RioOnWatch: A senhora tem vontade de entrar em um grupo de mães que tiveram seus filhos vitimados pelo Estado? Se sim, o que a senhora deseja ‘gritar’?
D. Valéria: Sim, eu quero entrar nessa luta. Eu quero tentar dizer—mas o nosso Rio está cada vez pior—mas eu quero tentar que não aconteça outros Rodrigos, outros Amarildos. A gente precisa tentar alguma coisa. Não podemos deixar as coisas acontecerem como estão acontecendo, tirarem nossos filhos assim, brutalmente, dos nossos seios. Não dá para ficar calada com estas coisas acontecendo. Além do Rodrigo tiveram outros. Tem ele (apontando para o irmão de Rodrigo), os meus netos, minhas netas. A gente fica à mercê dessa violência, desse descaso.
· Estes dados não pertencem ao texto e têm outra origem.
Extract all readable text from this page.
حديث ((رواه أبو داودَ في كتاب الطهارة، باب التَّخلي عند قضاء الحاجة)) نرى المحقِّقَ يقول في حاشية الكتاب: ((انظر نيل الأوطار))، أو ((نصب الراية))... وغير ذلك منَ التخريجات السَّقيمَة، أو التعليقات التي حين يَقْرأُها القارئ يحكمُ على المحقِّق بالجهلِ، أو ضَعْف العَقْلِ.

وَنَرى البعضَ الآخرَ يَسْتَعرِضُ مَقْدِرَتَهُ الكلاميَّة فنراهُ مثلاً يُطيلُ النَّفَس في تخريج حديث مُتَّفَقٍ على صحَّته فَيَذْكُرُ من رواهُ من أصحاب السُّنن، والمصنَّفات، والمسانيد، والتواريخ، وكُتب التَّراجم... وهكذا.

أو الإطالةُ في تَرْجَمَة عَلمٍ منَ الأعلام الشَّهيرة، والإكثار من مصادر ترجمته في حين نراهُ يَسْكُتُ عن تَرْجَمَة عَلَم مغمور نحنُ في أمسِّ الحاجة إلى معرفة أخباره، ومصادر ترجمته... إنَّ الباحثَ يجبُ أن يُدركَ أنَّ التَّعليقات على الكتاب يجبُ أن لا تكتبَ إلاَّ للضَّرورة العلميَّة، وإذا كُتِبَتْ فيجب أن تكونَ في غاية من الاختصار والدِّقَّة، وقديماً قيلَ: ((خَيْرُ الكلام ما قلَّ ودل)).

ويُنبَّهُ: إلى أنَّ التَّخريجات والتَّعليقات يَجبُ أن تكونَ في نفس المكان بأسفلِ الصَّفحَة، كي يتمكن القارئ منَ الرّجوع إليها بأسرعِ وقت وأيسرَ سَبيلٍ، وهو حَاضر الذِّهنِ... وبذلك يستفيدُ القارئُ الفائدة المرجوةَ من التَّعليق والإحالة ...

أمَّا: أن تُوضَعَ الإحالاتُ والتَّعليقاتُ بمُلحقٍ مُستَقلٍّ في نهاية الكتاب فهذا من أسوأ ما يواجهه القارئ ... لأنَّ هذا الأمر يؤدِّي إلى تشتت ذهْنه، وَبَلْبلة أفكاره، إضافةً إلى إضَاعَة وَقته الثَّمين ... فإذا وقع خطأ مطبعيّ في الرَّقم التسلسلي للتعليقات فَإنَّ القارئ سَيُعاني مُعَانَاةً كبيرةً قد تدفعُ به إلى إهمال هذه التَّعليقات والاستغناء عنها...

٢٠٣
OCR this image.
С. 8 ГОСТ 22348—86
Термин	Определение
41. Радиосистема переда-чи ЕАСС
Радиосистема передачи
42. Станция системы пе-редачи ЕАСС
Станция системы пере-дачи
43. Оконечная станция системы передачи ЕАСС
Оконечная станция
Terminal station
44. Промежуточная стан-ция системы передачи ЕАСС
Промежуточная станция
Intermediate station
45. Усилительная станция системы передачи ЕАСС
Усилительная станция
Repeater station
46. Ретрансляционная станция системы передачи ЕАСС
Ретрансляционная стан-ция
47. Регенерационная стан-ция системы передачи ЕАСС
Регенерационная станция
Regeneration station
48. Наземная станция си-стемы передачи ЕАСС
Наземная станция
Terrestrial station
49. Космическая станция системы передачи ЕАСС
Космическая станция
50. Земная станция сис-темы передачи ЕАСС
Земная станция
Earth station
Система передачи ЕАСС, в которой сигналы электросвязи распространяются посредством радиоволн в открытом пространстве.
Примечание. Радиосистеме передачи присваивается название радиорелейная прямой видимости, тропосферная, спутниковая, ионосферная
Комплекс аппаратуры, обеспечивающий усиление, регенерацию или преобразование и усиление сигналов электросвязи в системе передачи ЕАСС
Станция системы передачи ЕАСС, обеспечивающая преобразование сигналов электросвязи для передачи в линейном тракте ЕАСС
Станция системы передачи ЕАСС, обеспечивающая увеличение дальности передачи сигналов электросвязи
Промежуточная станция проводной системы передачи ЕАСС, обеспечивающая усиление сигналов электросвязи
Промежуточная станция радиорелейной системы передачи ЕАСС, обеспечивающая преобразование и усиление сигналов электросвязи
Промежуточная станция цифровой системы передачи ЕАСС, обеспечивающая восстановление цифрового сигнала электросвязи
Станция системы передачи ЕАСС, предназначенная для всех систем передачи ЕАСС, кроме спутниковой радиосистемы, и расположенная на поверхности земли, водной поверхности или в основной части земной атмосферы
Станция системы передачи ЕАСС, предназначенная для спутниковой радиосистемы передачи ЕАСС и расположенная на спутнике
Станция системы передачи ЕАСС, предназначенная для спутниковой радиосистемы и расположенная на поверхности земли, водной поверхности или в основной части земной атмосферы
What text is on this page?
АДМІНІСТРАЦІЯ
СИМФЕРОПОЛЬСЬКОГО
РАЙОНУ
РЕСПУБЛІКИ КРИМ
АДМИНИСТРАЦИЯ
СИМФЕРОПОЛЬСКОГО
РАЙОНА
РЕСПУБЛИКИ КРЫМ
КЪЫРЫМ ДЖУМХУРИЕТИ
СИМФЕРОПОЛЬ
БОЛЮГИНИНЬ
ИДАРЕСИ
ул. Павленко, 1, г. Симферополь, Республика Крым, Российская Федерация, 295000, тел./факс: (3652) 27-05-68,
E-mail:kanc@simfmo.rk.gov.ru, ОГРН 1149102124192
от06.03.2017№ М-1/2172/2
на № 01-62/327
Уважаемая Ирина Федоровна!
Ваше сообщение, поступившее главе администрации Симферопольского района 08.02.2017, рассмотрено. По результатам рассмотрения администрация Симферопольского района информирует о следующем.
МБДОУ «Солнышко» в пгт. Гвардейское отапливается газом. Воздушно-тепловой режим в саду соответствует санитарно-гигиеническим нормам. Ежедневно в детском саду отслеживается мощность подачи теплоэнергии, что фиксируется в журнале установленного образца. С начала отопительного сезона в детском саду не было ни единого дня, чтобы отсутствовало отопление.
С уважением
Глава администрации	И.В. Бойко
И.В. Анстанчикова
Eu desejo honrar o nome do meu filho. Ele errou, ele pagou, mas quando ele morreu ele não estava errado. Eu não quero que ele saia como um bandido, só porque ele teve uma passagem. Falar do Rodrigo só porque ele teve uma passagem durante três anos é fácil, mas e o restante da vida dele? Que ele jogou futebol, viajou, morou em outro país,… jogou no Corinthians.
RioOnWatch: Qual é sua opinião sobre a abordagem policial em favelas e periferias?
D. Valéria: Aquela coisa que aconteceu na Cidade de Deus foi horrível. O caveirão entrar assim derrubando as casas de algumas pessoas. Falaram pra mim: ‘Mas ali tem bandido!’ Mesmo que tem bandido, todo lugar tem! Não é para entrar assim na casa das pessoas, uma criança pode estar lá dentro. Na favela tem muita gente boa, pessoas que acordam cedo para trabalhar e honram sua família. Eu lembro do caso da furadeira, do rapaz que estava com um macaco [hidráulico] e este caso do rapaz de Deodoro [onde o Exército atirou 80 vezes contra um carro de uma família e matou Evaldo Rosa]. Quando a gente vê essas coisas na televisão a gente fica barbarizada e acha que nunca vai acontecer com a gente. Até hoje eu tenho medo pelos meus netos. Eu acho que o governo precisaria de mais experiência para lidar com isso. Parece que eles não sabem lidar, não sabem abordar. Conforme nosso governador falou que tem que sair atirando. Como que vai sair atirando? Existem moradores e crianças ali, não é para sair atirando. Tem que prender, colocar na cadeia, mas também não é só colocar na cadeia. Colocar para ter profissão, fazer cursos. Pagar sua sentença com trabalho, trabalhar numa fábrica. Mas tudo hoje é matar e matar por qualquer coisa.